Brenin chuffed, and I could hear Ioan's murmurs, too low for me to make out words. Another chuff, and Brenin's teeth grabbed the corpse by one foot to get her out of the way. He gave a tug. A chittering sound followed. He went still, his nose working frantically. I inhaled but smelled only the stink of the long-dead corpse and the damp earth.
He tugged again. Something knocked against the woman's nightgown, rising and then falling like a cartoon heartbeat.
Go, I said. If you can get through that hole, just go. Now.
Brenin considered. Then his hind paws dug into the earthy floor as he steadied himself. Muscles bunched, he crouched, still holding the corpse by the leg. Then, with a tremendous yank, he jerked the body back. As he leapt over the corpse, it exploded, and it felt like a dozen fists slamming him square in the stomach.
As he fell, I saw the melltithiwyd bursting from the woman's rib cage, tearing through her nightgown, shrieking as they flew at the hound. And Brenin flew right back at them. Grabbed one, chomped, threw it aside. Grabbed another, chomped.
The rest attacked in a frenzy, truly like piranha, swarming, biting and ripping both the hound and their fallen comrades. Ioan shouted for Brenin to retreat, just retreat. The hound clamped down on another and threw it into the wall, and I felt the force of that throw, his head whipping, the bird flying free...and me flying with it, flying and hitting the wall, the world shattering into darkness.
--
I passed out for only a moment, coming to as my body executed what felt like a barrel-roll dive. I opened my eyes to see exactly that--the earth spinning toward me. I braced for impact, but my body changed course, as if on a bungee cord, the air whistling past as I flew upward.
I opened one eye.

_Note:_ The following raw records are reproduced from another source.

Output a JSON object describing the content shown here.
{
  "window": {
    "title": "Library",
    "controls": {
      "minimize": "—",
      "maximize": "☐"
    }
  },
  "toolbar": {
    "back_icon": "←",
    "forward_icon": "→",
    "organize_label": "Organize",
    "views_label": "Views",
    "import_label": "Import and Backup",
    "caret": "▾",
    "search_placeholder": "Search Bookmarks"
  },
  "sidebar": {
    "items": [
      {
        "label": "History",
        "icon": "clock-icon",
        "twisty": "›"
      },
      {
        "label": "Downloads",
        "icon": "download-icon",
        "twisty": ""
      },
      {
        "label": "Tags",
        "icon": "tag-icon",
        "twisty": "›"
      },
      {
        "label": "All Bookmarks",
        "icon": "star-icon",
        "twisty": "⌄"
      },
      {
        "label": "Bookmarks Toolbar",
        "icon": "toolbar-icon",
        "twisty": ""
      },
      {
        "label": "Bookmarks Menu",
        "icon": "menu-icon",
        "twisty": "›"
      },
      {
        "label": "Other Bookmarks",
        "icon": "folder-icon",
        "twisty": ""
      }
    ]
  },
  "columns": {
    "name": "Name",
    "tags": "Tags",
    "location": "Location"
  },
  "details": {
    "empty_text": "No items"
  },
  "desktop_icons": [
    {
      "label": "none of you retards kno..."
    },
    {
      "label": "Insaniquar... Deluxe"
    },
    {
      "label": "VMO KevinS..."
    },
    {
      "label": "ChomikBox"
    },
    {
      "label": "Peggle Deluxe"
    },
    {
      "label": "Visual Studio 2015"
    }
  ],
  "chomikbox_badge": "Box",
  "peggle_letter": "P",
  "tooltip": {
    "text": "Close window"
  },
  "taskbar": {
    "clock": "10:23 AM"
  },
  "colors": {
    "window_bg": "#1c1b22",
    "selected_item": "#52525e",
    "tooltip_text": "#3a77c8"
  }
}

I was upright now, flying on a roller-coaster course, hearing the sharp flap of air hitting wings.
Melltithiwyd.
I was a melltithiwyd.
My gut seized, every fiber in me exploding in sheer panic.
Turned into a melltithiwyd. My soul consumed as I became one of the sluagh's bird slaves.
My first impulse was to kill myself. To rush at the nearest tree and splatter my brains. The very thought stopped my heart cold with its suddenness, its ferocity. I've never even contemplated suicide, and here it was, bursting into my brain as the most obvious course of action, the only course.
Except even that wouldn't work. I remembered Stacey Pasolini's words, that the melltithiwyd died over and over, only to come back. Trapped in a hell that could not be escaped.
Panic flared again, and I flailed, my limbs sailing out as I expected to fall in another spiraling plunge toward the earth. But I just kept going. Calmly flying, surveying the earth below.
If I'd become a melltithiwyd, wouldn't I be able to control my body?
What if I was simply inside one, like I'd been inside Brenin?
At the thought of Brenin, my gut seized again. Had I just been thrown from him? Or had something happened?
Had he died? That's what I meant, of course, though I flinched at the word.
The bird dropped again, and this was more of a swoop, skimming along the roadway before winging back up for an aerial view. I closed my eyes and focused on returning to my body.
Take me back. Take me home.
Nothing happened, and panic licked again. What if I couldn't escape? The one thing worse than becoming a melltithiwyd? Being trapped inside one forever, unable to even control it. What if--?
The bird dropped onto the roof of a building. It wrapped its claws around the edge, and when it looked down, I saw talons. They were bigger than I expected. And black. The melltithiwyd's feet were white. I could see feathers as black as those talons, not soot-red like the demon-birds'.
The creature let out a croak, and I melted in relief.
A raven. I'd been flung into a raven.
Can you hear me?
No response.
Allwch chi fy nghlywed, bran? I asked.
While I suspected my Welsh wasn't quite correct, the raven should know what I meant.